Contestan los caciques que muy generoso con lo ajeno había sido el Santo Padre, que borracho debía estar cuando dispuso de lo que no era suyo y que el Rey de Castilla es un atrevido, porque viene a amenazar a quien no conoce. Enciso traduce para el Almirante Colón y éste se pone de pie. Agita a su tropa y los arenga. Lo que hemos venido a buscar yace frente a vuestras narices, dice. Tomemos lo que nos pertenece, agrega. Los pocos soldados que aún siguen en pie imitan a Colón dando pisotones al suelo y la tierra tiembla; son como toros dispuestos a embestir. Colón empuña su espada y está a punto de ordenar la embestida cuando un movimiento le llama la atención. Es como si se abriera un claro en la vegetación y esta comenzara a respirar; se abanica la selva que deja volar mariposas negras. El enjambre los rodea, los aturde, los encierra.
Ahora, la voz que soñó en Castilla le dice que por fin ha llegado al vientre de la madre, que mucho camino ha tenido que hacer para llegar hasta aquí pero que ahorita mismo es el tiempo de la verdad.
El primer flechazo le atraviesa la garganta a Enciso y le queda trabada, con la punta saliéndose por la nuca. El escriba y traductor se manotea la garganta al tiempo que da la vuelta y lo mira con ojos desorbitados y lleno de espanto. El segundo flechazo le atraviesa el corazón y Enciso cae de rodillas. Se mantiene así unos segundos y antes de caer desplomado un tercer flechazo le raja la cara. Cuando Colón alza la vista, sus soldados van cayendo como en un dominó y la sangre riega la tierra, que ya no vuela como polvo, sino que se convierte en un gran charco rojo y negro.
El primer gesto que se le ocurre es alzar las manos, en señal de rendición. El segundo gesto es ponerse de rodillas. Cree ver allá atrás cómo los árboles se parten por la mitad, y de sus troncos emergen cuerpos con cuatro patas, seis orejas, ocho bocas, diez manos y cien ojos que lo observan.

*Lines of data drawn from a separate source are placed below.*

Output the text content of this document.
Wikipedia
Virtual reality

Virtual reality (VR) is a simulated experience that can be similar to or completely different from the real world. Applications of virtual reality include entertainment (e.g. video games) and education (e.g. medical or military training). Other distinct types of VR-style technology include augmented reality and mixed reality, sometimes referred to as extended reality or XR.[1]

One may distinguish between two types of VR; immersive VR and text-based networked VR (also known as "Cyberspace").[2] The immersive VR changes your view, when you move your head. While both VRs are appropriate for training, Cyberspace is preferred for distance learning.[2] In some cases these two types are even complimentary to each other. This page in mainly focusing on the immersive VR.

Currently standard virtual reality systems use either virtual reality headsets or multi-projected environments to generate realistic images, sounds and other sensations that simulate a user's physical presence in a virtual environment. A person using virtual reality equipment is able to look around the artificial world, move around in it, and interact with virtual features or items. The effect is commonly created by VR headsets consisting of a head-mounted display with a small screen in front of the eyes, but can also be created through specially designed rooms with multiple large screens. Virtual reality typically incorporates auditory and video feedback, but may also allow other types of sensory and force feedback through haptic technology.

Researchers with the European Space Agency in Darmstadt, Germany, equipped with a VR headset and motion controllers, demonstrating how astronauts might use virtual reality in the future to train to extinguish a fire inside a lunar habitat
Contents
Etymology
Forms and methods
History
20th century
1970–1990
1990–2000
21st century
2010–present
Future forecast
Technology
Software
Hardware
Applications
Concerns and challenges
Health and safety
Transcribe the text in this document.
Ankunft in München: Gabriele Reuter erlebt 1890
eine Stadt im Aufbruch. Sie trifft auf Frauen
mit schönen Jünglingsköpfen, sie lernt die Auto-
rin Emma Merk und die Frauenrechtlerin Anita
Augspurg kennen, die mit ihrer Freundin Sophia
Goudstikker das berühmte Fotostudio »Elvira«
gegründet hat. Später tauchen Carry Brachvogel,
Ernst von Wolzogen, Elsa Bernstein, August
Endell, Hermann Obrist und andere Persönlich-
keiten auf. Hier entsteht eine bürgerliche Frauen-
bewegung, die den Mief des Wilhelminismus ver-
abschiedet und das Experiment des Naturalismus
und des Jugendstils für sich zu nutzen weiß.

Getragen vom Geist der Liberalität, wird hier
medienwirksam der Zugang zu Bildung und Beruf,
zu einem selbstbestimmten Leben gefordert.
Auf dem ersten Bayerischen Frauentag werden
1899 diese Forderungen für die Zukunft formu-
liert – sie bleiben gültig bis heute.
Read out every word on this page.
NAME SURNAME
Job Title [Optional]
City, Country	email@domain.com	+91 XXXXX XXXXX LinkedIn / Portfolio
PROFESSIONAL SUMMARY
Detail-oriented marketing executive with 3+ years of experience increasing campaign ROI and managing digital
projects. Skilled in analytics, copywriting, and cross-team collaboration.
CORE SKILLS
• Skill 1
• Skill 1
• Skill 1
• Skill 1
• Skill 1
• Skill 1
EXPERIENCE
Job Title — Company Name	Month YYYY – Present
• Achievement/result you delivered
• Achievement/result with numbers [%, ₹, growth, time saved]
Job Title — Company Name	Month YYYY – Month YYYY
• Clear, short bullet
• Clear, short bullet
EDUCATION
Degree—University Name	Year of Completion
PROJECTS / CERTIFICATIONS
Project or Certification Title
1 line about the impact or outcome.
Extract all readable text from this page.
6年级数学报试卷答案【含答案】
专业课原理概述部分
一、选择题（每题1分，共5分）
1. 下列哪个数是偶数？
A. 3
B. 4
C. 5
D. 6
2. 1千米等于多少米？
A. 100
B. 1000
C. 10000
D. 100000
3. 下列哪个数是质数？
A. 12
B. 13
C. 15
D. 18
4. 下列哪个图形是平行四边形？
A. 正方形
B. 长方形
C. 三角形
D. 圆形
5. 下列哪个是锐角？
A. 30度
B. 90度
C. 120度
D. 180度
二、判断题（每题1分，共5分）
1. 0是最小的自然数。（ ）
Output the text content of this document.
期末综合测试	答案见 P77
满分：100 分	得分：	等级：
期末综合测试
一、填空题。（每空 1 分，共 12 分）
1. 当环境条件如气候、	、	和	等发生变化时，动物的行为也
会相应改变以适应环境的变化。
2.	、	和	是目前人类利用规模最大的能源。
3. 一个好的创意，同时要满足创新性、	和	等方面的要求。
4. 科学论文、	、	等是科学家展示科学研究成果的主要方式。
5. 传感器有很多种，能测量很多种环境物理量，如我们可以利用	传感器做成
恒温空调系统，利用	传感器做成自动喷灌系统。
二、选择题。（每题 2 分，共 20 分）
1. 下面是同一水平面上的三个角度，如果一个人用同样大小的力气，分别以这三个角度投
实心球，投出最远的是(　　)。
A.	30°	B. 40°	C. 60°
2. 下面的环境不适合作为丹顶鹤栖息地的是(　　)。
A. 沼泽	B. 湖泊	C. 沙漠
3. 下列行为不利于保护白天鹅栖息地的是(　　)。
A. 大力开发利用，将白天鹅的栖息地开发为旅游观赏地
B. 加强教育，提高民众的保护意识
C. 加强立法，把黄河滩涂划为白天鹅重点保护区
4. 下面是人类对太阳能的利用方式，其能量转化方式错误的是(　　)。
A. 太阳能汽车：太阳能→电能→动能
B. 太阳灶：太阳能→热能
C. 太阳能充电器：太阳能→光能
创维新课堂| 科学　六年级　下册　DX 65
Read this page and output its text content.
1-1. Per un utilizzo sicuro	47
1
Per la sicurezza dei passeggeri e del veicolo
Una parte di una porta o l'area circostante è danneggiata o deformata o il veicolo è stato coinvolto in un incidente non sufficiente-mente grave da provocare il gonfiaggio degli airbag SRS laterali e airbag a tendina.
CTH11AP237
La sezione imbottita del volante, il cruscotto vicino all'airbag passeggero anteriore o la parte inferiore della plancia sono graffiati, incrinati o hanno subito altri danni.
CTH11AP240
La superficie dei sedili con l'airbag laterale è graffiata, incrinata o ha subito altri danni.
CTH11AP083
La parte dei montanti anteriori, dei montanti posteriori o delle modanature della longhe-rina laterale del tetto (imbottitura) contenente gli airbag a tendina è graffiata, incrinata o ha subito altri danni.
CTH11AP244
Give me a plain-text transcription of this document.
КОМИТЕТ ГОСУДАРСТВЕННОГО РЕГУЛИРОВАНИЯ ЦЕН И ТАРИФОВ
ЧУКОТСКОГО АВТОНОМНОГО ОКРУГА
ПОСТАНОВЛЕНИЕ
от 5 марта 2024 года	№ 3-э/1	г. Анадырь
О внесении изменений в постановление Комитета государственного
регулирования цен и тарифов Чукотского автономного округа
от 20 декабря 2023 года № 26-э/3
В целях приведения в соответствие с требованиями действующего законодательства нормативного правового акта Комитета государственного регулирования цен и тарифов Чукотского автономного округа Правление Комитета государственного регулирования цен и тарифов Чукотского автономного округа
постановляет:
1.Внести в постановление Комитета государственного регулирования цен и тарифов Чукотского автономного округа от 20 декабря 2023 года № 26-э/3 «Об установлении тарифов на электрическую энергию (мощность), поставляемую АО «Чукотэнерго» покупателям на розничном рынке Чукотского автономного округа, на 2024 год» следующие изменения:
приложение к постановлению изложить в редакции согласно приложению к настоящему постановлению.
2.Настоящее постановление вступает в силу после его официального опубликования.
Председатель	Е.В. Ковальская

El viento sopla y agita las palmeras. El sol le derrite la cara. Alza la vista y el cacique se pone de pie. Lo mira y avanza hacia él. A punto está el cacique de tocarlo y el Almirante Colón siente un asco y una vergüenza y un deseo de que el mundo arda como si fuera papel. Entonces una flecha, una flecha que le parte el pescuezo y mientras se ahoga en su propia sangre ve cómo el cacique ya está muy cerquita suyo y alza la mano y le palmea el hombro, golpe con el cual su cuerpo cae como torre de piedra y queda tendido en un charco de barro.
*En el presente relato se encuentran incorporados fragmentos de Los Nacimientos, primer volumen de La trilogía del fuego, de Eduardo Galeano. Las referencias se encuentran en cursiva.